Thursday, December 17, 2009

hw 30 - Psychological and Phylosophical Theorizing of cool



“Cool can be viewed as a major attempt to fill the emptiness inside of us with an internal heroic mission and external validation.” For Dr. Milo Wolff, his sense of purpose was just trying to understand what he was being taught in college all those years, Quantum-Mechanics. Not until a much older age did he extract his learning’s from both physics and philosophy. Now having a published book, and an entirely world-studied discovery, he seems to feel he has found that new sense of purpose for himself. For both the philosophical world and the science world, this discovery is one of the latest and most generated sources of “cool” findings.

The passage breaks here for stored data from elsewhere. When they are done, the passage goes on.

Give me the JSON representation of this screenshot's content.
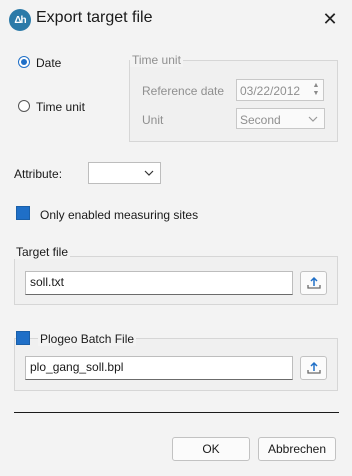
{
  "window": {
    "title": "Export target file",
    "close_glyph": "✕",
    "app_icon_text": "Δh"
  },
  "mode": {
    "date_label": "Date",
    "time_unit_label": "Time unit",
    "selected": "Date"
  },
  "time_unit_group": {
    "legend": "Time unit",
    "reference_date_label": "Reference date",
    "reference_date_value": "03/22/2012",
    "unit_label": "Unit",
    "unit_value": "Second"
  },
  "attribute": {
    "label": "Attribute:",
    "value": ""
  },
  "only_enabled": {
    "label": "Only enabled measuring sites",
    "checked": true
  },
  "target_file": {
    "legend": "Target file",
    "value": "soll.txt",
    "browse_icon": "upload-icon"
  },
  "plogeo": {
    "label": "Plogeo Batch File",
    "checked": true,
    "value": "plo_gang_soll.bpl",
    "browse_icon": "upload-icon"
  },
  "buttons": {
    "ok": "OK",
    "cancel": "Abbrechen"
  },
  "colors": {
    "accent": "#1f6fc7",
    "background": "#f3f3f3"
  }
}
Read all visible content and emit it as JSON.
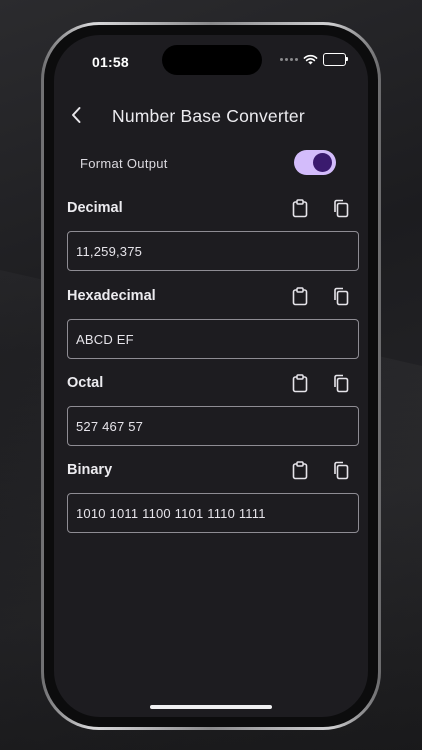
{
  "status_bar": {
    "time": "01:58"
  },
  "nav": {
    "title": "Number Base Converter"
  },
  "format_output": {
    "label": "Format Output",
    "enabled": true,
    "accent": "#d3bcfb",
    "knob": "#3a1a6e"
  },
  "fields": [
    {
      "label": "Decimal",
      "value": "11,259,375"
    },
    {
      "label": "Hexadecimal",
      "value": "ABCD EF"
    },
    {
      "label": "Octal",
      "value": "527 467 57"
    },
    {
      "label": "Binary",
      "value": "1010 1011 1100 1101 1110 1111"
    }
  ],
  "icons": {
    "back": "chevron-left-icon",
    "paste": "clipboard-icon",
    "copy": "copy-icon"
  },
  "colors": {
    "screen_bg": "#1d1c20",
    "border": "#8e8c93"
  }
}
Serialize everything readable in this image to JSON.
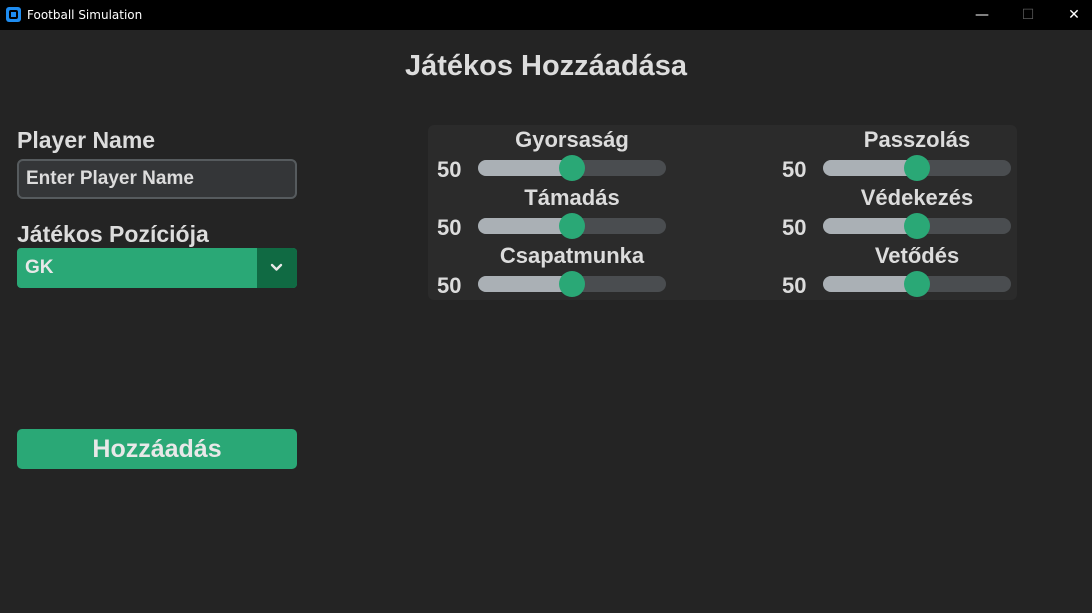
{
  "window": {
    "title": "Football Simulation",
    "minimize": "—",
    "maximize": "☐",
    "close": "✕"
  },
  "header": {
    "title": "Játékos Hozzáadása"
  },
  "form": {
    "name_label": "Player Name",
    "name_placeholder": "Enter Player Name",
    "name_value": "",
    "position_label": "Játékos Pozíciója",
    "position_value": "GK",
    "submit_label": "Hozzáadás"
  },
  "stats": [
    {
      "label": "Gyorsaság",
      "value": "50",
      "level": 0.5
    },
    {
      "label": "Passzolás",
      "value": "50",
      "level": 0.5
    },
    {
      "label": "Támadás",
      "value": "50",
      "level": 0.5
    },
    {
      "label": "Védekezés",
      "value": "50",
      "level": 0.5
    },
    {
      "label": "Csapatmunka",
      "value": "50",
      "level": 0.5
    },
    {
      "label": "Vetődés",
      "value": "50",
      "level": 0.5
    }
  ],
  "colors": {
    "accent": "#2aa876",
    "accent_dark": "#106a43",
    "background": "#242424",
    "panel": "#2b2b2b"
  }
}
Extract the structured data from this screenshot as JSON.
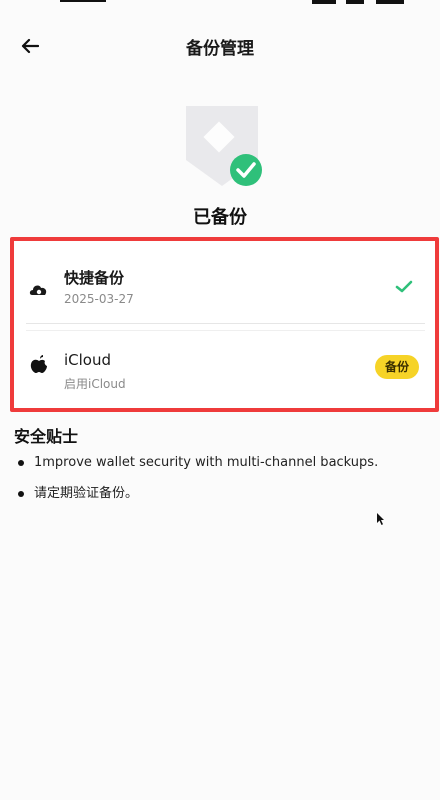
{
  "header": {
    "title": "备份管理",
    "back_icon": "arrow-left-icon"
  },
  "hero": {
    "icon": "shield-check-icon",
    "status": "已备份",
    "accent": "#2fc07a"
  },
  "backup_methods": [
    {
      "icon": "cloud-icon",
      "label": "快捷备份",
      "sub": "2025-03-27",
      "action_icon": "check-icon"
    },
    {
      "icon": "apple-icon",
      "label": "iCloud",
      "sub": "启用iCloud",
      "action_label": "备份"
    }
  ],
  "tips": {
    "title": "安全贴士",
    "items": [
      "1mprove wallet security with multi-channel backups.",
      "请定期验证备份。"
    ]
  },
  "colors": {
    "highlight": "#ef3b3b",
    "badge": "#f6d327",
    "check": "#2fc07a"
  }
}
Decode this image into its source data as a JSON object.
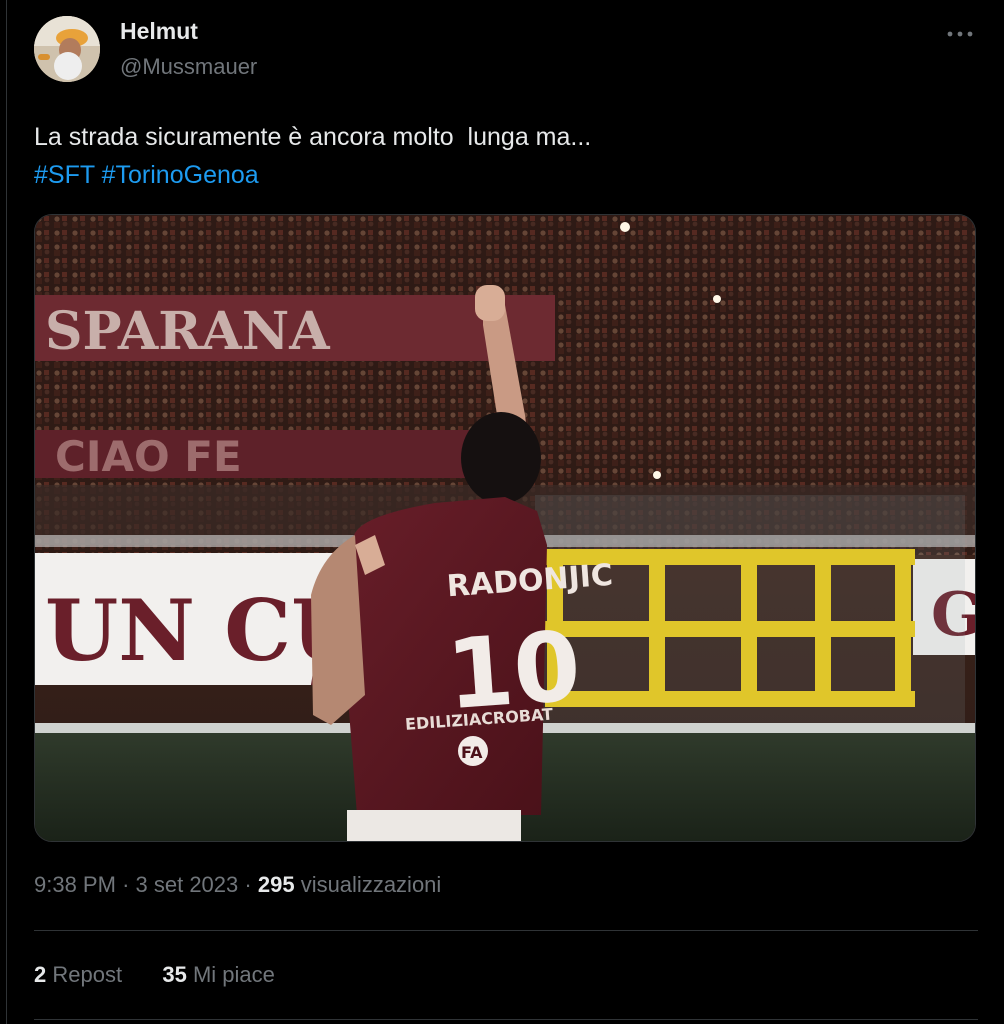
{
  "author": {
    "name": "Helmut",
    "handle": "@Mussmauer"
  },
  "tweet": {
    "text": "La strada sicuramente è ancora molto  lunga ma...",
    "hashtags": [
      "#SFT",
      "#TorinoGenoa"
    ]
  },
  "media": {
    "banner_top": "SPARANA",
    "banner_mid": "CIAO FE",
    "banner_low": "UN CUO",
    "banner_right": "G",
    "jersey_name": "RADONJIC",
    "jersey_number": "10",
    "sponsor": "EDILIZIACROBAT",
    "badge": "FA"
  },
  "meta": {
    "time": "9:38 PM",
    "date": "3 set 2023",
    "views_count": "295",
    "views_label": "visualizzazioni"
  },
  "stats": {
    "reposts_count": "2",
    "reposts_label": "Repost",
    "likes_count": "35",
    "likes_label": "Mi piace"
  },
  "colors": {
    "background": "#000000",
    "text": "#e7e9ea",
    "secondary": "#71767b",
    "link": "#1d9bf0",
    "divider": "#2f3336"
  }
}
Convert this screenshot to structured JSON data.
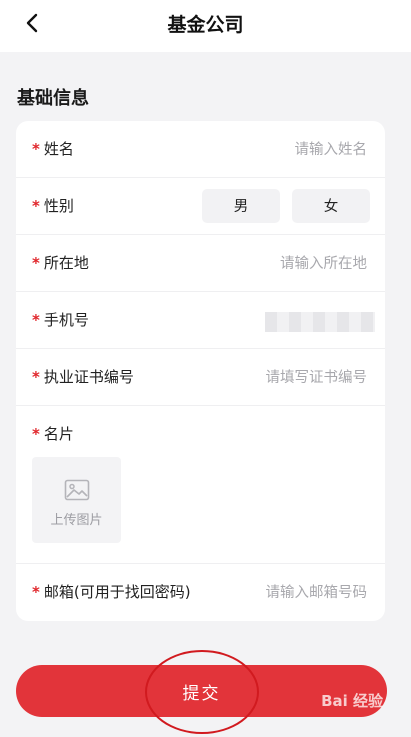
{
  "header": {
    "title": "基金公司"
  },
  "section": {
    "title": "基础信息"
  },
  "form": {
    "required_mark": "*",
    "name": {
      "label": "姓名",
      "placeholder": "请输入姓名"
    },
    "gender": {
      "label": "性别",
      "option_male": "男",
      "option_female": "女"
    },
    "location": {
      "label": "所在地",
      "placeholder": "请输入所在地"
    },
    "phone": {
      "label": "手机号"
    },
    "license": {
      "label": "执业证书编号",
      "placeholder": "请填写证书编号"
    },
    "card": {
      "label": "名片",
      "upload_label": "上传图片"
    },
    "email": {
      "label": "邮箱(可用于找回密码)",
      "placeholder": "请输入邮箱号码"
    }
  },
  "submit": {
    "label": "提交"
  },
  "watermark": {
    "text": "Bai 经验"
  },
  "colors": {
    "accent": "#e2343a",
    "required": "#e0262b"
  }
}
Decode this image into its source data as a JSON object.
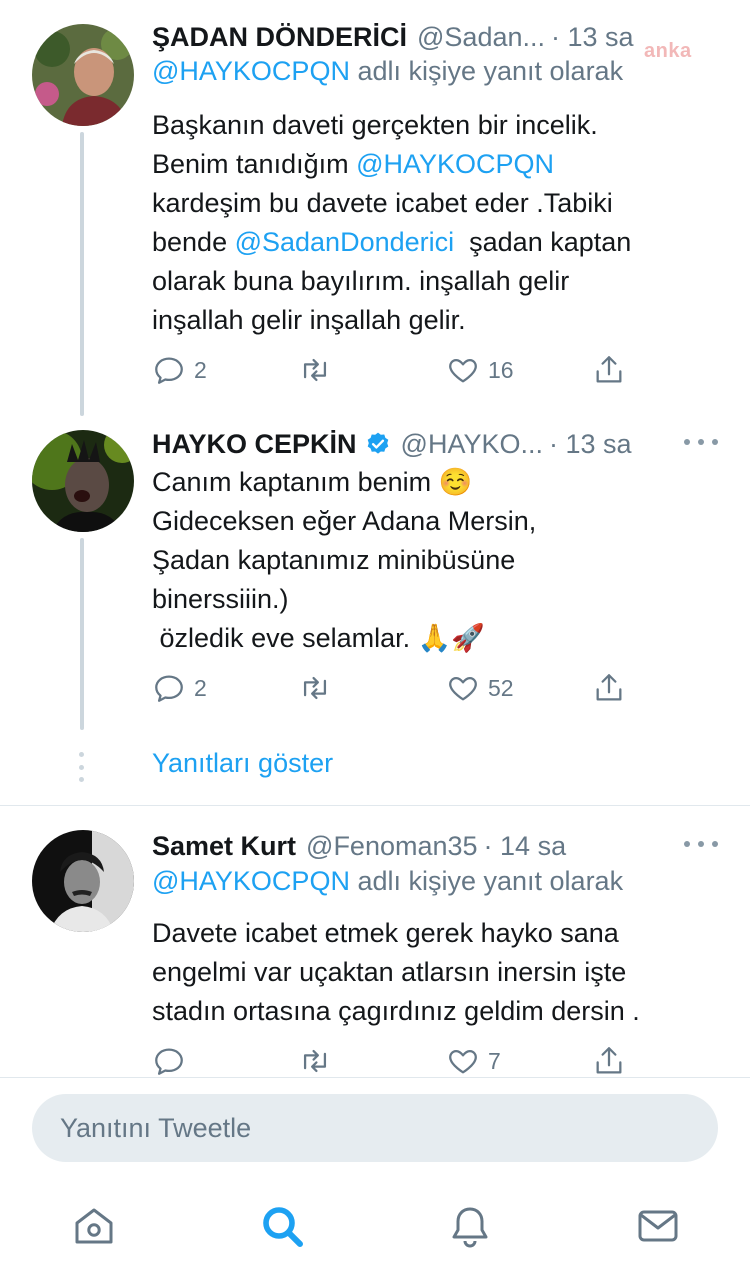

In Dr. Wolff’s case, his emptiness within has finally had some light shed upon, opening up for him a brighter tomorrow, as he celebrates today. In the article provided by SpaceandMotion.com, it elaborates his findings and digs deeper into the philosophy side. The purpose of this small post is not to investigate the findings of Dr. Wolf and his discovery, but to magnify the words of brilliant minds of our past that helped make that discovery possible whatsoever. Not to forget that his discovery was created on instinct in hopes of filling whatever void was left in him, whether it was in his mind, heart, or soul.

I believe emptiness is something found in someone, after damage is caused. It’s not something that was always there, but something that shows up out of nowhere with no explanation of its being there, and forced to be treated. Of course, this damage, is not something physical and real, but something invisible and only spoken of. Being cool is not something peopling are, but something they only aspire to become. It is the representation of something that you crave to have in your life. It is commonly mistaken for fashion, or an essential to the fashion-world. Cool can be something as easy as learning how to be a great cook, or going from an average reader to an outspoken intellectual, all due to reading more. It’s what you want in your life, what you’re dying to have.

“When the mind's eye rests on objects illuminated by truth and reality, it understands and comprehends them, and functions intelligently; but when it turns to the twilight world of change and decay, it can only form opinions, its vision is confused and its beliefs shifting, and it seems to lack intelligence (Plato, Republic).”

Today’s world of collecting only what we feel is necessary to obtain “coolness” is probably what Albert Einstein was referring to mentioning what is needed for society in order to “overcome the modernist's snobbishness,” something relatable still to this day. After all, the word “cool” probably holds as much meaning to a famished homeless man when shown a picture of food, to a drowning man shown to him a picture of oxygen. Nothing less than desirable.